Tout vient à point à qui sait attendre. Il aura fallu 15 ans pour que le travail d’Hugo Bélanger soit reconnu par les institutions dites grand public. Après l’Opéra de Montréal, avec Hansel et Gretel, et avant le TNM, où il présentera Le tour du monde en 80 jours en avril, le metteur en scène fait en ce moment même son entrée chez Duceppe avec Peter et Alice, un texte de l’États-Unien John Logan.
Pour concilier l’engouement du metteur en scène envers les contes de fées et l’importance qu’accorde la maison à ce qu’on pourrait appeler les pièces bien faites à l’américaine, on ne pouvait imaginer plus indiqué que le texte de Logan. Afin d’aborder des questions aussi délicates que le vieillissement, la maladie, la pédophilie et le deuil, l’auteur use d’un brillant subterfuge. Quand le dramaturge approche le mythe, la légende ou l’archétype, c’est toujours pour mieux révéler l’humanité qui se cache derrière.
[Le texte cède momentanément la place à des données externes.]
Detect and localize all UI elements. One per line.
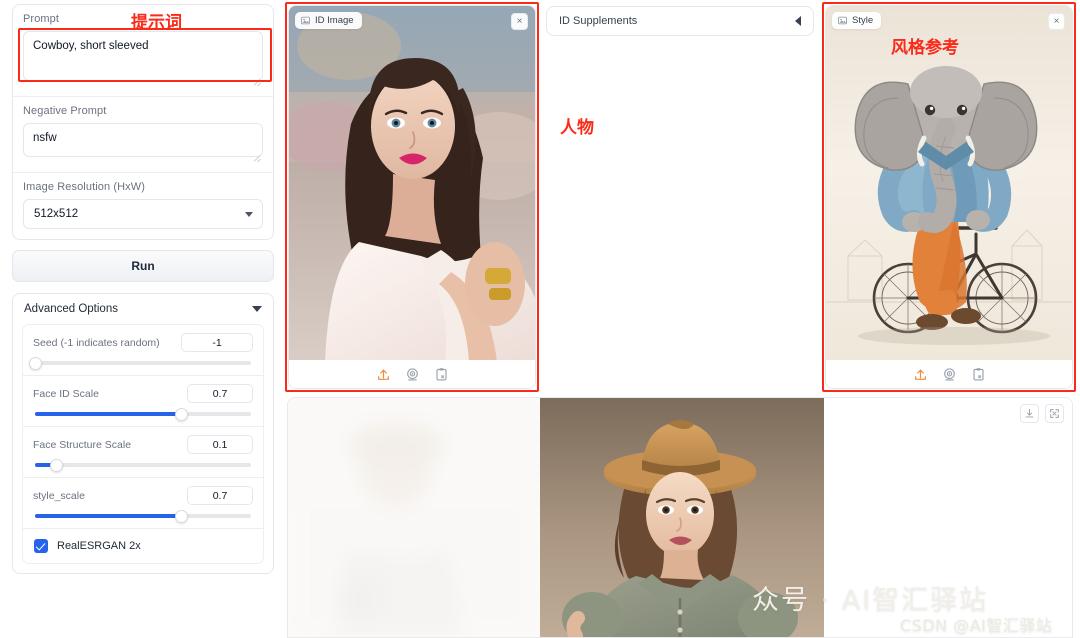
result-placeholder-blurred[interactable] (288, 398, 540, 637)
resolution-field-block: Image Resolution (HxW) 512x512 (13, 173, 273, 239)
negative-prompt-label: Negative Prompt (23, 105, 107, 117)
resolution-select[interactable]: 512x512 (23, 199, 263, 229)
left-control-column: Prompt Negative Prompt Image Resolution … (12, 4, 274, 574)
id-supplements-title: ID Supplements (559, 15, 638, 27)
slider-track-seed[interactable] (28, 356, 251, 370)
advanced-options-body: Seed (-1 indicates random) -1 Face ID Sc… (22, 324, 264, 564)
app-root: Prompt Negative Prompt Image Resolution … (0, 0, 1080, 638)
slider-row-style-scale: style_scale 0.7 (23, 478, 263, 529)
annotation-person-cn: 人物 (560, 118, 594, 138)
style-toolbar (826, 360, 1072, 388)
id-supplements-panel[interactable]: ID Supplements (546, 6, 814, 36)
style-tag-label: Style (852, 15, 874, 26)
slider-track-style-scale[interactable] (35, 509, 251, 523)
slider-value-style-scale[interactable]: 0.7 (187, 486, 253, 505)
style-close-button[interactable]: × (1048, 13, 1065, 30)
slider-value-face-id-scale[interactable]: 0.7 (187, 384, 253, 403)
result-toolbar (1020, 404, 1064, 423)
result-panel (287, 397, 1073, 638)
id-image-media[interactable] (289, 6, 535, 362)
id-image-photo (289, 6, 535, 362)
id-image-close-button[interactable]: × (511, 13, 528, 30)
prompt-input[interactable] (23, 31, 263, 81)
style-panel: Style × (825, 5, 1073, 389)
fullscreen-button[interactable] (1045, 404, 1064, 423)
prompt-settings-card: Prompt Negative Prompt Image Resolution … (12, 4, 274, 240)
slider-value-face-structure-scale[interactable]: 0.1 (187, 435, 253, 454)
run-button[interactable]: Run (12, 250, 274, 282)
resolution-label: Image Resolution (HxW) (23, 181, 146, 193)
slider-row-seed: Seed (-1 indicates random) -1 (23, 325, 263, 376)
resolution-value: 512x512 (34, 208, 79, 220)
upload-icon[interactable] (913, 367, 928, 382)
slider-row-face-id-scale: Face ID Scale 0.7 (23, 376, 263, 427)
slider-label-seed: Seed (-1 indicates random) (33, 336, 160, 349)
result-image-tile[interactable] (540, 398, 824, 637)
image-icon (301, 16, 310, 25)
annotation-style-cn: 风格参考 (891, 38, 959, 58)
chevron-left-icon[interactable] (795, 16, 801, 26)
slider-row-face-structure-scale: Face Structure Scale 0.1 (23, 427, 263, 478)
advanced-options-title: Advanced Options (24, 303, 118, 315)
download-icon (1025, 408, 1034, 418)
slider-label-face-id-scale: Face ID Scale (33, 387, 99, 400)
negative-prompt-input[interactable] (23, 123, 263, 157)
slider-track-face-structure-scale[interactable] (35, 458, 251, 472)
id-image-panel: ID Image × (288, 5, 536, 389)
result-generated-image (540, 398, 824, 637)
webcam-icon[interactable] (942, 367, 957, 382)
slider-track-face-id-scale[interactable] (35, 407, 251, 421)
slider-value-seed[interactable]: -1 (181, 333, 253, 352)
annotation-prompt-cn: 提示词 (131, 13, 182, 33)
id-image-tag: ID Image (295, 12, 362, 29)
style-media[interactable] (826, 6, 1072, 362)
chevron-down-icon (252, 306, 262, 312)
result-placeholder-image (288, 398, 540, 637)
id-image-toolbar (289, 360, 535, 388)
upload-icon[interactable] (376, 367, 391, 382)
slider-label-face-structure-scale: Face Structure Scale (33, 438, 132, 451)
clipboard-icon[interactable] (434, 367, 449, 382)
realesrgan-checkbox-row[interactable]: RealESRGAN 2x (23, 529, 263, 563)
realesrgan-checkbox[interactable] (34, 539, 48, 553)
realesrgan-label: RealESRGAN 2x (57, 540, 141, 552)
image-icon (838, 16, 847, 25)
slider-label-style-scale: style_scale (33, 489, 85, 502)
style-reference-illustration (826, 6, 1072, 362)
result-empty-region (824, 398, 1072, 637)
negative-prompt-field-block: Negative Prompt (13, 97, 273, 172)
fullscreen-icon (1050, 409, 1059, 418)
clipboard-icon[interactable] (971, 367, 986, 382)
download-button[interactable] (1020, 404, 1039, 423)
id-image-tag-label: ID Image (315, 15, 354, 26)
style-tag: Style (832, 12, 882, 29)
advanced-options-header[interactable]: Advanced Options (13, 294, 273, 324)
advanced-options-card: Advanced Options Seed (-1 indicates rand… (12, 293, 274, 574)
chevron-down-icon (245, 212, 253, 217)
webcam-icon[interactable] (405, 367, 420, 382)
C’était le cas dans Rouge, présenté au Rideau Vert la saison dernière, où l’auteur donnait à voir et à entendre Mark Rothko, l’homme derrière le grand peintre, et c’est encore plus vrai dans Peter et Alice, où il arrive à convier trois entités : d’abord le personnage, puis le créateur et, finalement, la source d’inspiration, cet individu « ordinaire » qui est pour ainsi dire coincé entre la réalité et la fiction, la vérité et le fantasme.
Ainsi, sur scène il y a premièrement Peter Llewelyn Davies (Carl Poliquin) et Alice Liddell Hargreaves (Béatrice Picard), les muses. Puis surgissent les auteurs, Lewis Carroll (Félix Beaulieu-Duchesneau) et James Barrie (Jean-Guy Viau). Et, finalement, apparaissent les héros, tout droit sortis de leurs livres, Peter Pan (Sébastien René) et Alice au pays des merveilles (Marie-Ève Milot). En s’appuyant sur cette structure à trois niveaux, une construction superbement symétrique, irréprochable d’un point de vue dramaturgique, l’auteur nous entraine dans un jeu de miroirs fascinant, une suite de confessions où tout n’est qu’échos et correspondances.
Dans cette matière, il faut le dire plus conventionnelle que les univers fantaisistes dont il a l’habitude, Hugo Bélanger a su trouver ses repères. Pendant plusieurs scènes, le metteur en scène se contente de donner de la profondeur visuelle et émotive aux échanges des deux personnages principaux en employant la grande bibliothèque en fond de scène comme un castelet où faire resurgir le passé. Certes, le procédé n’est pas nouveau, mais il est d’une redoutable efficacité.
Peu à peu, les fantômes investissent la scène, les êtres de papier côtoient les êtres de chair et les vérités fusent. Cette montée de l’imaginaire permet à Bélanger de faire ce qu’il fait si bien, de la commedia dell’arte, mais toujours avec le bon dosage, sans jamais céder à l’esbroufe.
La distribution est impeccable. Béatrice Picard est fort émouvante en petite fille dans un corps de vieille femme. Félix Beaulieu-Duchesneau est attachant et troublant dans les habits de Lewis Carroll. Mais on se délecte plus que tout de voir Sébastien René et Marie-Ève Milot bondir insolemment d’un bout à l’autre du plateau tout en réglant leurs comptes aux adultes qui ne cessent de s’apitoyer sur leur sort. Pas de doute, savoir grandir, c’est l’œuvre d’une vie.
Peter et Alice
Texte : John Logan. Traduction : Maryse Warda. Mise en scène : Hugo Bélanger. Au Théâtre Jean-Duceppe jusqu’au 18 octobre 2014.